Yıllarca her gün takip ettim, elimden geldiğince katkı sunmaya çalıştım. Hem okur hem de gazeteci olarak, bu duvarın harcında emeği geçen herkese hürmet duydum. Muhalif olmanın bile bir kalıba sıkıştırıldığı, en sert tenkidin bile muhakkak sonlar içinde tutulduğu bir medya tertibinde, Duvar’ın varlığı hepimize yeterli geldi. Bazen bir tahlilde, bazen bir haberde, bazen bir söyleşide, susturulmaya çalışılan seslerin hâlâ yankılandığını görmek umut verdi.

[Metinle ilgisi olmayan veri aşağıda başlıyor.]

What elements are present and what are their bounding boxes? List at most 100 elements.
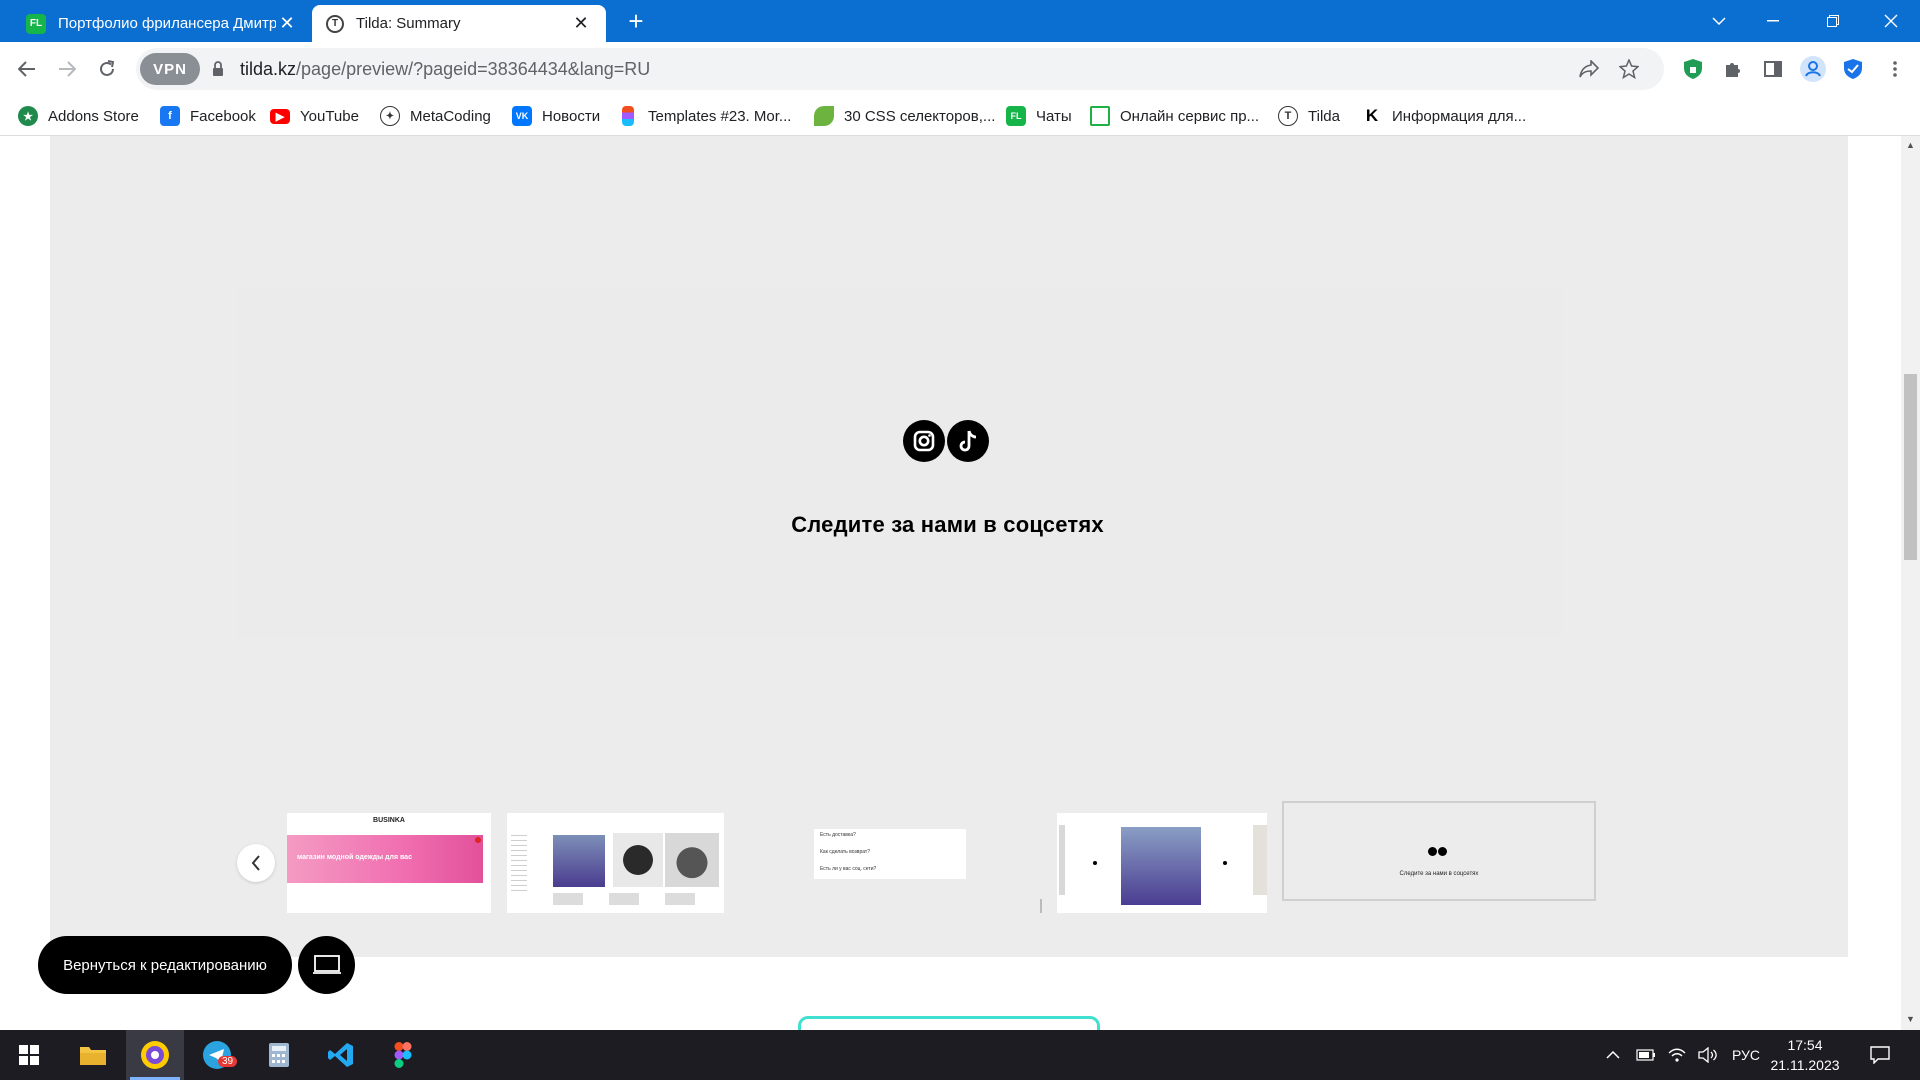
facebook-icon: f bbox=[160, 106, 180, 126]
vscode-icon[interactable] bbox=[312, 1030, 370, 1080]
bookmark-label: YouTube bbox=[300, 107, 359, 125]
thumb-instagram-icon bbox=[1428, 847, 1437, 856]
bookmark-label: Addons Store bbox=[48, 107, 139, 125]
bookmark-label: Чаты bbox=[1036, 107, 1072, 125]
new-tab-button[interactable]: + bbox=[622, 8, 650, 36]
thumb-filter-list bbox=[511, 831, 527, 891]
slide-thumbnail-1[interactable]: BUSINKA магазин модной одежды для вас bbox=[287, 813, 491, 913]
thumb-edge bbox=[1059, 825, 1065, 895]
bookmark-chats[interactable]: FL Чаты bbox=[1006, 105, 1072, 127]
bookmark-addons-store[interactable]: ★ Addons Store bbox=[18, 105, 139, 127]
tab-close-icon[interactable]: ✕ bbox=[276, 13, 298, 34]
youtube-icon: ▶ bbox=[270, 108, 290, 124]
scroll-thumb[interactable] bbox=[1904, 374, 1917, 560]
follow-us-heading: Следите за нами в соцсетях bbox=[791, 512, 1104, 537]
bookmark-label: Templates #23. Mor... bbox=[648, 107, 792, 125]
minimize-button[interactable] bbox=[1750, 0, 1796, 42]
restore-button[interactable] bbox=[1810, 0, 1856, 42]
browser-toolbar: VPN tilda.kz/page/preview/?pageid=383644… bbox=[0, 42, 1920, 96]
close-window-button[interactable] bbox=[1868, 0, 1914, 42]
tab-label: Портфолио фрилансера Дмитр bbox=[58, 15, 276, 32]
vk-icon: VK bbox=[512, 106, 532, 126]
address-bar[interactable]: VPN tilda.kz/page/preview/?pageid=383644… bbox=[136, 48, 1664, 90]
profile-avatar-icon[interactable] bbox=[1800, 56, 1826, 82]
tab-close-icon[interactable]: ✕ bbox=[570, 13, 592, 34]
thumb-product-photo bbox=[665, 833, 719, 887]
bookmark-vk-news[interactable]: VK Новости bbox=[512, 105, 600, 127]
tab-portfolio[interactable]: FL Портфолио фрилансера Дмитр ✕ bbox=[12, 5, 312, 42]
tab-tilda-summary[interactable]: T Tilda: Summary ✕ bbox=[312, 5, 606, 42]
start-icon[interactable] bbox=[0, 1030, 58, 1080]
bookmark-css-selectors[interactable]: 30 CSS селекторов,... bbox=[814, 105, 995, 127]
fl-icon: FL bbox=[1006, 106, 1026, 126]
bookmark-label: 30 CSS селекторов,... bbox=[844, 107, 996, 125]
bookmark-youtube[interactable]: ▶ YouTube bbox=[270, 105, 359, 127]
slide-thumbnail-4[interactable] bbox=[1057, 813, 1267, 913]
telegram-icon[interactable]: 39 bbox=[188, 1030, 246, 1080]
page-scrollbar[interactable]: ▲ ▼ bbox=[1901, 136, 1920, 1030]
bookmark-star-icon[interactable] bbox=[1618, 58, 1640, 80]
show-hidden-icons-icon[interactable] bbox=[1606, 1030, 1620, 1080]
security-shield-icon[interactable] bbox=[1840, 56, 1866, 82]
device-preview-button[interactable] bbox=[298, 936, 355, 994]
bookmark-label: Facebook bbox=[190, 107, 256, 125]
thumbnails-prev-button[interactable] bbox=[237, 844, 275, 882]
url-path: /page/preview/?pageid=38364434&lang=RU bbox=[296, 59, 651, 79]
battery-icon[interactable] bbox=[1636, 1030, 1656, 1080]
tab-search-chevron-icon[interactable] bbox=[1696, 0, 1742, 42]
adguard-shield-icon[interactable] bbox=[1680, 56, 1706, 82]
figma-icon[interactable] bbox=[374, 1030, 432, 1080]
thumb-product-photo bbox=[613, 833, 663, 887]
side-panel-icon[interactable] bbox=[1760, 56, 1786, 82]
input-language-indicator[interactable]: РУС bbox=[1732, 1030, 1760, 1080]
page-viewport: Следите за нами в соцсетях BUSINKA магаз… bbox=[0, 136, 1920, 1030]
slide-thumbnail-3[interactable]: Есть доставка? Как сделать возврат? Есть… bbox=[742, 813, 1042, 913]
windows-taskbar: 39 РУС 17:54 21.11.2023 bbox=[0, 1030, 1920, 1080]
extensions-puzzle-icon[interactable] bbox=[1720, 56, 1746, 82]
menu-kebab-icon[interactable] bbox=[1882, 56, 1908, 82]
file-explorer-icon[interactable] bbox=[64, 1030, 122, 1080]
share-icon[interactable] bbox=[1578, 58, 1600, 80]
tiktok-icon[interactable] bbox=[947, 420, 989, 462]
forward-button[interactable] bbox=[52, 54, 82, 84]
bookmark-facebook[interactable]: f Facebook bbox=[160, 105, 256, 127]
thumb-banner-text: магазин модной одежды для вас bbox=[297, 854, 412, 861]
vpn-button[interactable]: VPN bbox=[140, 53, 200, 85]
back-button[interactable] bbox=[12, 54, 42, 84]
clock-time: 17:54 bbox=[1787, 1037, 1823, 1053]
yandex-browser-icon[interactable] bbox=[126, 1030, 184, 1080]
clock-date: 21.11.2023 bbox=[1770, 1057, 1840, 1073]
bookmark-metacoding[interactable]: ✦ MetaCoding bbox=[380, 105, 491, 127]
back-to-editing-button[interactable]: Вернуться к редактированию bbox=[38, 936, 292, 994]
bookmark-templates[interactable]: Templates #23. Mor... bbox=[622, 105, 791, 127]
instagram-icon[interactable] bbox=[903, 420, 945, 462]
addons-icon: ★ bbox=[18, 106, 38, 126]
scroll-down-arrow-icon[interactable]: ▼ bbox=[1905, 1014, 1916, 1025]
bookmark-tilda[interactable]: T Tilda bbox=[1278, 105, 1340, 127]
calculator-icon[interactable] bbox=[250, 1030, 308, 1080]
volume-icon[interactable] bbox=[1698, 1030, 1718, 1080]
url-host: tilda.kz bbox=[240, 59, 297, 79]
thumb-product-photo bbox=[553, 835, 605, 887]
wifi-icon[interactable] bbox=[1668, 1030, 1686, 1080]
thumb-cart-dot bbox=[475, 837, 481, 843]
slide-thumbnail-5-selected[interactable]: Следите за нами в соцсетях bbox=[1282, 801, 1596, 901]
taskbar-clock[interactable]: 17:54 21.11.2023 bbox=[1766, 1035, 1844, 1075]
scroll-up-arrow-icon[interactable]: ▲ bbox=[1905, 140, 1916, 151]
slide-thumbnail-2[interactable] bbox=[507, 813, 724, 913]
bookmark-online-service[interactable]: Онлайн сервис пр... bbox=[1090, 105, 1259, 127]
thumb-faq-panel: Есть доставка? Как сделать возврат? Есть… bbox=[814, 829, 966, 879]
notifications-icon[interactable] bbox=[1870, 1030, 1890, 1080]
thumb-brand: BUSINKA bbox=[373, 817, 405, 824]
bookmark-label: Информация для... bbox=[1392, 107, 1527, 125]
thumb-product-captions bbox=[553, 893, 713, 905]
reload-button[interactable] bbox=[92, 54, 122, 84]
leaf-icon bbox=[814, 106, 834, 126]
next-block-card bbox=[798, 1016, 1100, 1030]
frame-icon bbox=[1090, 106, 1110, 126]
figma-icon bbox=[622, 106, 634, 126]
url-text[interactable]: tilda.kz/page/preview/?pageid=38364434&l… bbox=[240, 59, 650, 80]
lock-icon[interactable] bbox=[212, 61, 224, 77]
tab-label: Tilda: Summary bbox=[356, 15, 461, 32]
bookmark-info[interactable]: K Информация для... bbox=[1362, 105, 1526, 127]
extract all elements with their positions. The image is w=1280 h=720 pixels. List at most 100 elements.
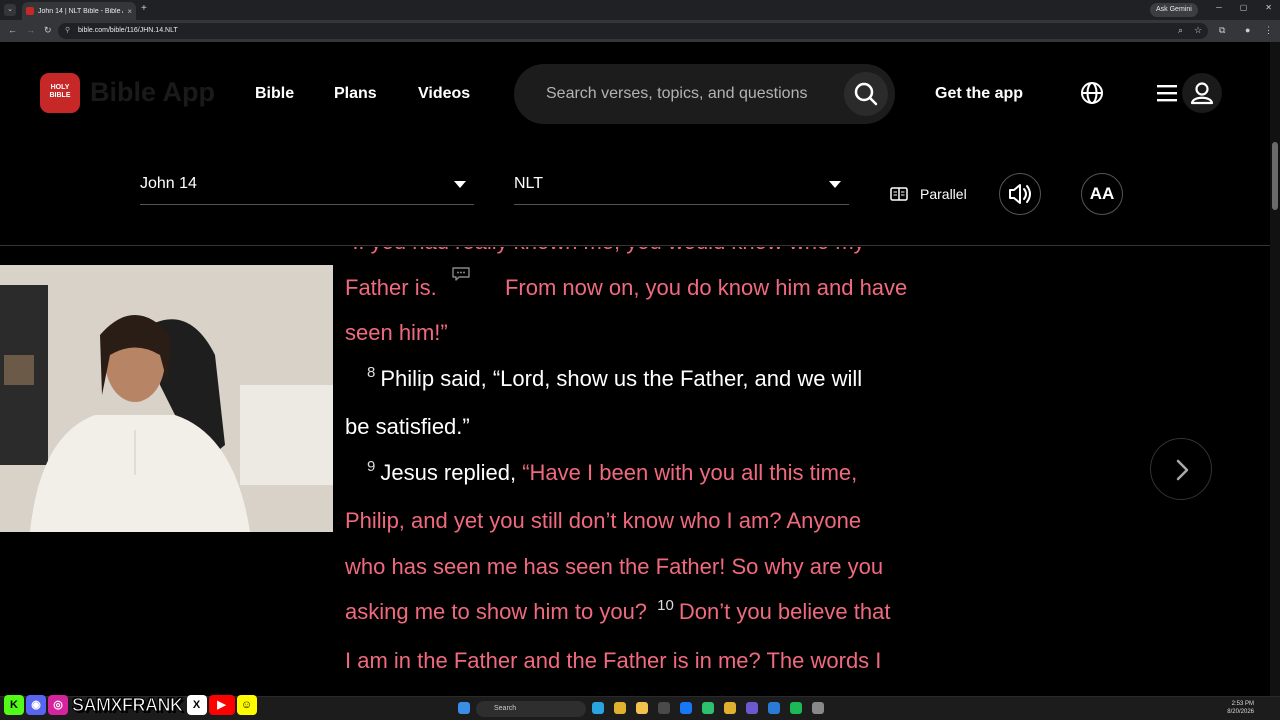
browser-tab[interactable]: John 14 | NLT Bible - Bible App × <box>22 2 136 20</box>
next-chapter-button[interactable] <box>1150 438 1212 500</box>
youtube-icon: ▶ <box>208 695 235 715</box>
chevron-down-icon <box>454 181 466 188</box>
instagram-icon: ◎ <box>48 695 68 715</box>
new-tab-button[interactable]: + <box>141 3 147 14</box>
facebook-icon[interactable] <box>680 702 692 714</box>
kick-icon: K <box>4 695 24 715</box>
browser-menu-icon[interactable]: ⋮ <box>1264 25 1273 36</box>
app-icon[interactable] <box>768 702 780 714</box>
search-button[interactable] <box>844 72 888 116</box>
verse-10-text[interactable]: Don’t you believe that <box>679 599 891 624</box>
file-explorer-icon[interactable] <box>636 702 648 714</box>
app-icon[interactable] <box>702 702 714 714</box>
reader-toolbar: John 14 NLT Parallel AA <box>0 142 1270 246</box>
verse-7-text[interactable]: From now on, you do know him and have <box>505 275 907 300</box>
snapchat-icon: ☺ <box>236 695 257 715</box>
extensions-icon[interactable]: ⧉ <box>1219 25 1225 36</box>
verse-8-text[interactable]: Philip said, “Lord, show us the Father, … <box>380 366 862 391</box>
x-icon: X <box>186 695 207 715</box>
verse-8-text[interactable]: be satisfied.” <box>345 404 945 450</box>
tab-title: John 14 | NLT Bible - Bible App <box>38 7 123 15</box>
verse-number: 8 <box>367 363 376 381</box>
clock-time: 2:53 PM <box>1231 701 1254 707</box>
ask-gemini-button[interactable]: Ask Gemini <box>1150 3 1198 17</box>
audio-button[interactable] <box>999 173 1041 215</box>
close-window-icon[interactable]: ✕ <box>1265 3 1272 12</box>
address-bar[interactable]: ⚲ bible.com/bible/116/JHN.14.NLT <box>58 23 1208 39</box>
scrollbar-thumb[interactable] <box>1272 142 1278 210</box>
close-tab-icon[interactable]: × <box>127 7 132 16</box>
maximize-icon[interactable]: ▢ <box>1240 3 1248 12</box>
verse-9-text[interactable]: Jesus replied, <box>380 460 516 485</box>
version-picker[interactable]: NLT <box>514 169 849 205</box>
profile-avatar-icon[interactable]: ● <box>1245 25 1250 35</box>
logo-text-1: HOLY <box>50 84 70 91</box>
zoom-icon[interactable]: ⌕ <box>1178 25 1183 36</box>
reload-icon[interactable]: ↻ <box>44 25 52 36</box>
discord-icon[interactable] <box>746 702 758 714</box>
system-clock[interactable]: 2:53 PM 8/20/2026 <box>1227 700 1254 716</box>
forward-icon[interactable]: → <box>26 25 35 35</box>
bible-app-logo[interactable]: HOLY BIBLE <box>40 73 80 113</box>
site-header: HOLY BIBLE Bible App Bible Plans Videos … <box>0 42 1270 142</box>
language-globe-icon[interactable] <box>1080 81 1104 105</box>
chapter-picker[interactable]: John 14 <box>140 169 474 205</box>
user-icon <box>1190 82 1214 105</box>
nav-videos[interactable]: Videos <box>418 85 470 103</box>
taskbar-search-label: Search <box>494 705 517 712</box>
browser-toolbar: ← → ↻ ⚲ bible.com/bible/116/JHN.14.NLT ⌕… <box>0 20 1280 42</box>
bookmark-star-icon[interactable]: ☆ <box>1194 25 1202 36</box>
page-scrollbar[interactable] <box>1270 42 1280 696</box>
verse-9-text[interactable]: who has seen me has seen the Father! So … <box>345 544 945 590</box>
chrome-icon[interactable] <box>614 702 626 714</box>
logo-text-2: BIBLE <box>49 92 71 99</box>
webcam-image <box>0 265 333 532</box>
chrome-icon[interactable] <box>724 702 736 714</box>
search-icon <box>854 82 878 106</box>
account-button[interactable] <box>1182 73 1222 113</box>
taskbar-search[interactable]: Search <box>476 701 586 717</box>
verse-7-text[interactable]: seen him!” <box>345 310 945 356</box>
nav-bible[interactable]: Bible <box>255 85 294 103</box>
search-box <box>514 64 895 124</box>
verse-number: 10 <box>657 597 674 614</box>
get-the-app-link[interactable]: Get the app <box>935 85 1023 103</box>
site-info-icon[interactable]: ⚲ <box>65 23 70 39</box>
verse-9-text[interactable]: Philip, and yet you still don’t know who… <box>345 498 945 544</box>
browser-tabstrip: ⌄ John 14 | NLT Bible - Bible App × + As… <box>0 0 1280 20</box>
speaker-icon <box>1009 184 1031 204</box>
search-input[interactable] <box>544 83 844 105</box>
nav-plans[interactable]: Plans <box>334 85 377 103</box>
chapter-label: John 14 <box>140 175 197 192</box>
verse-9-text[interactable]: asking me to show him to you? <box>345 599 647 624</box>
chevron-down-icon <box>829 181 841 188</box>
spotify-icon[interactable] <box>790 702 802 714</box>
url-text: bible.com/bible/116/JHN.14.NLT <box>78 27 178 34</box>
parallel-button[interactable]: Parallel <box>890 186 967 202</box>
verse-9-text[interactable]: “Have I been with you all this time, <box>522 460 857 485</box>
font-settings-button[interactable]: AA <box>1081 173 1123 215</box>
app-icon[interactable] <box>658 702 670 714</box>
discord-icon: ◉ <box>26 695 46 715</box>
verse-number: 9 <box>367 457 376 475</box>
minimize-icon[interactable]: ─ <box>1216 3 1222 12</box>
parallel-label: Parallel <box>920 186 967 202</box>
brand-name[interactable]: Bible App <box>90 77 215 108</box>
bible-favicon-icon <box>26 7 34 15</box>
settings-gear-icon[interactable] <box>812 702 824 714</box>
edge-icon[interactable] <box>592 702 604 714</box>
social-overlay: K ◉ ◎ SAMXFRANK X ▶ ☺ <box>4 693 257 717</box>
verse-10-text[interactable]: I am in the Father and the Father is in … <box>345 638 945 684</box>
verse-7-text[interactable]: Father is. <box>345 275 437 300</box>
scripture-text: “If you had really known me, you would k… <box>345 247 945 683</box>
social-handle: SAMXFRANK <box>72 694 184 715</box>
verse-7-partial: “If you had really known me, you would k… <box>345 247 945 265</box>
tab-search-button[interactable]: ⌄ <box>4 4 16 16</box>
back-icon[interactable]: ← <box>8 25 17 35</box>
chevron-right-icon <box>1176 459 1189 481</box>
start-windows-icon[interactable] <box>458 702 470 714</box>
version-label: NLT <box>514 175 544 192</box>
menu-hamburger-icon[interactable] <box>1157 84 1177 102</box>
footnote-icon[interactable] <box>451 266 471 281</box>
webcam-overlay <box>0 265 333 532</box>
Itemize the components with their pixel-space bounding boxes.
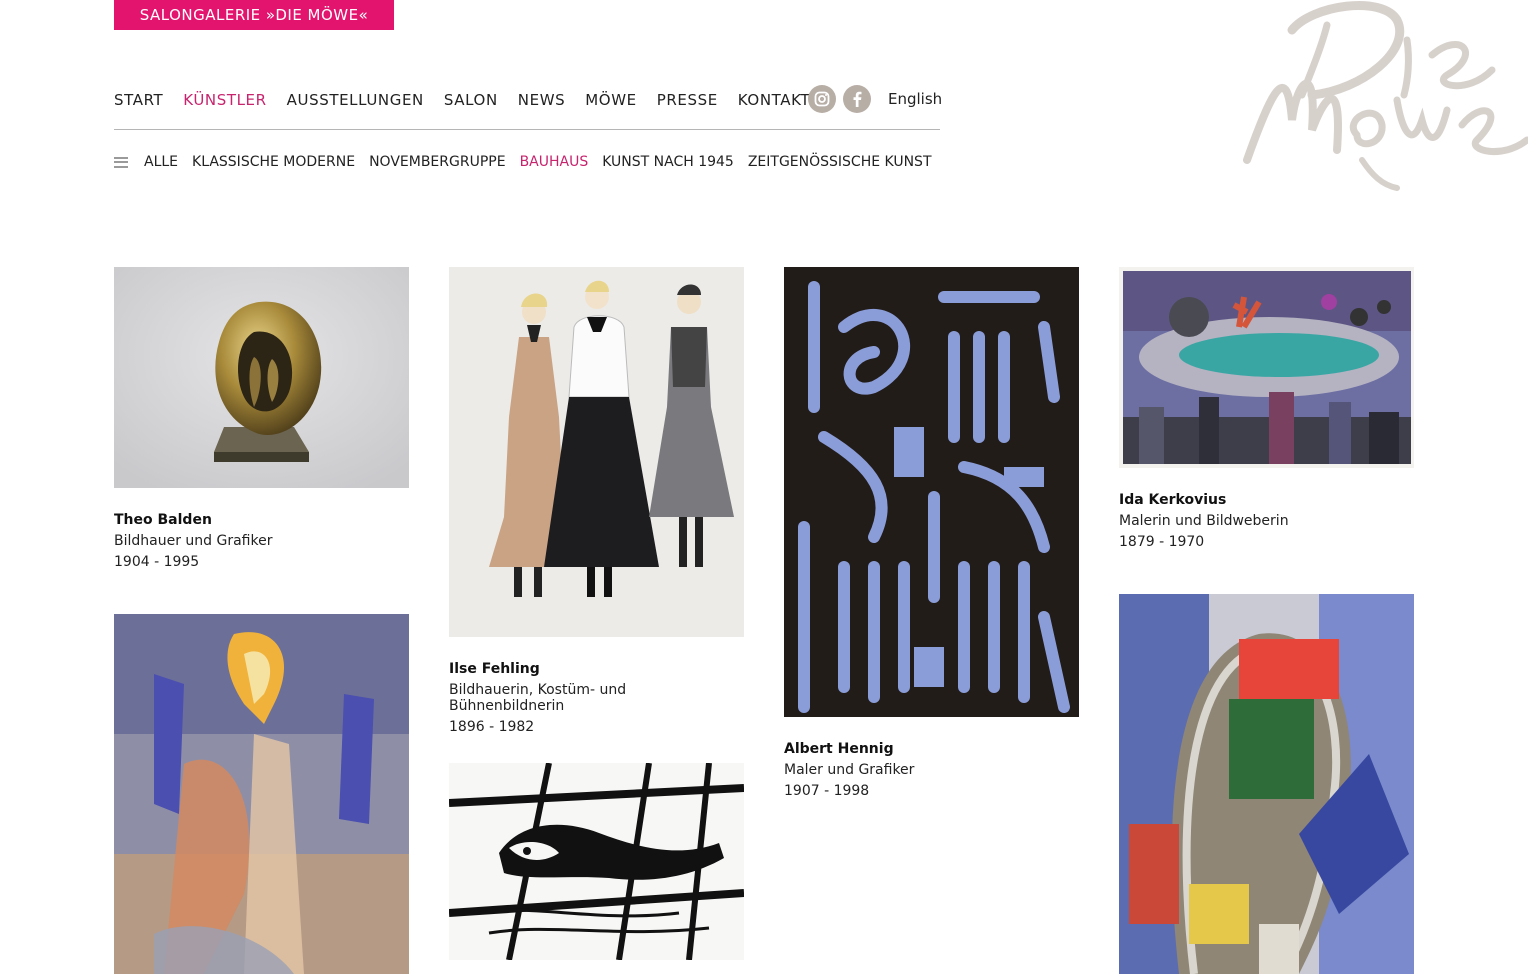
- artist-role: Bildhauer und Grafiker: [114, 533, 273, 549]
- filter-alle[interactable]: ALLE: [144, 154, 178, 170]
- artist-card-albert-hennig[interactable]: Albert Hennig Maler und Grafiker 1907 - …: [784, 267, 1079, 799]
- artist-name[interactable]: Albert Hennig: [784, 741, 1079, 757]
- artist-name[interactable]: Ilse Fehling: [449, 661, 744, 677]
- brand-home-link[interactable]: SALONGALERIE »DIE MÖWE«: [114, 0, 394, 30]
- nav-kontakt[interactable]: KONTAKT: [738, 91, 810, 109]
- filter-novembergruppe[interactable]: NOVEMBERGRUPPE: [369, 154, 505, 170]
- artwork-image-woodcut[interactable]: [784, 267, 1079, 717]
- nav-kuenstler[interactable]: KÜNSTLER: [183, 91, 266, 109]
- nav-moewe[interactable]: MÖWE: [585, 91, 636, 109]
- artist-years: 1907 - 1998: [784, 783, 870, 799]
- artist-role: Bildhauerin, Kostüm- und Bühnenbildnerin: [449, 682, 627, 714]
- artist-years: 1904 - 1995: [114, 554, 200, 570]
- facebook-icon[interactable]: [843, 85, 871, 113]
- artist-role: Malerin und Bildweberin: [1119, 513, 1289, 529]
- filter-zeitgenoessische-kunst[interactable]: ZEITGENÖSSISCHE KUNST: [748, 154, 932, 170]
- filter-klassische-moderne[interactable]: KLASSISCHE MODERNE: [192, 154, 355, 170]
- main-navigation: START KÜNSTLER AUSSTELLUNGEN SALON NEWS …: [114, 86, 830, 114]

Ancak bizler, bu umudun ne kadar kırılgan olduğunu da çok âlâ biliyoruz. Türkiye’de bağımsız gazetecilik yapmak, hakikatin peşinden gitmek, görünmez kılınanın kıssasına dokunmak her gün bir mayın tarlasında yürümeye benziyor. Sansür, baskı, ekonomik zorluklar, tüzel tehditler derken, sonunda mecralar birer birer eksiliyor. Biz bu sineması daha evvel çok izledik. Kapatılan gazeteler, erişim mahzurları, susturulan kalemler, hâlâ tutsak onlarca meslektaşımız, gözaltılar… Ve her kezinde içimizde derin bir boşluk açılıyor, ince bir yara bırakıyor.
Duvar’ın kapanışı da bu türlü bir yara olacak. Yalnızca gazeteciliğin değil, bir okur olarak da kendi hayatımızın eksildiğini hissedeceğiz. Zira Duvar, sadece haber veren bir mecra değil, birebir vakitte bir bellekti. Bugünün çarpıtılmaya çalışılan gerçeklerini yarına taşıyan, unutturulmak istenenleri kayda geçiren bir hafızaydı.
Her veda, biraz da yarım kalmış bir öyküdür aslında. Gazete Duvar, geride tamamlanmamış cümleler, anlatılamamış kıssalar, sorulamamış sorular bırakıyor. Yazmak, anlatmak, sorgulamak diğer biçimlerde devam eder. Tarih, susturulmak istenenlerin her seferinde öbür bir yol bulduğunun ispatlarıyla dolu.
Bugün veda ediyoruz, ama unutmayacağız. Duvar’ı Duvar yapan, emeğiyle, alın teriyle, kalemiyle, vicdanıyla bu yapının harcına katkı sunan herkese sonsuz teşekkürler. Yazdıklarınız, anlattıklarınız, kayda geçirdiğiniz her söz, unutulmayacak.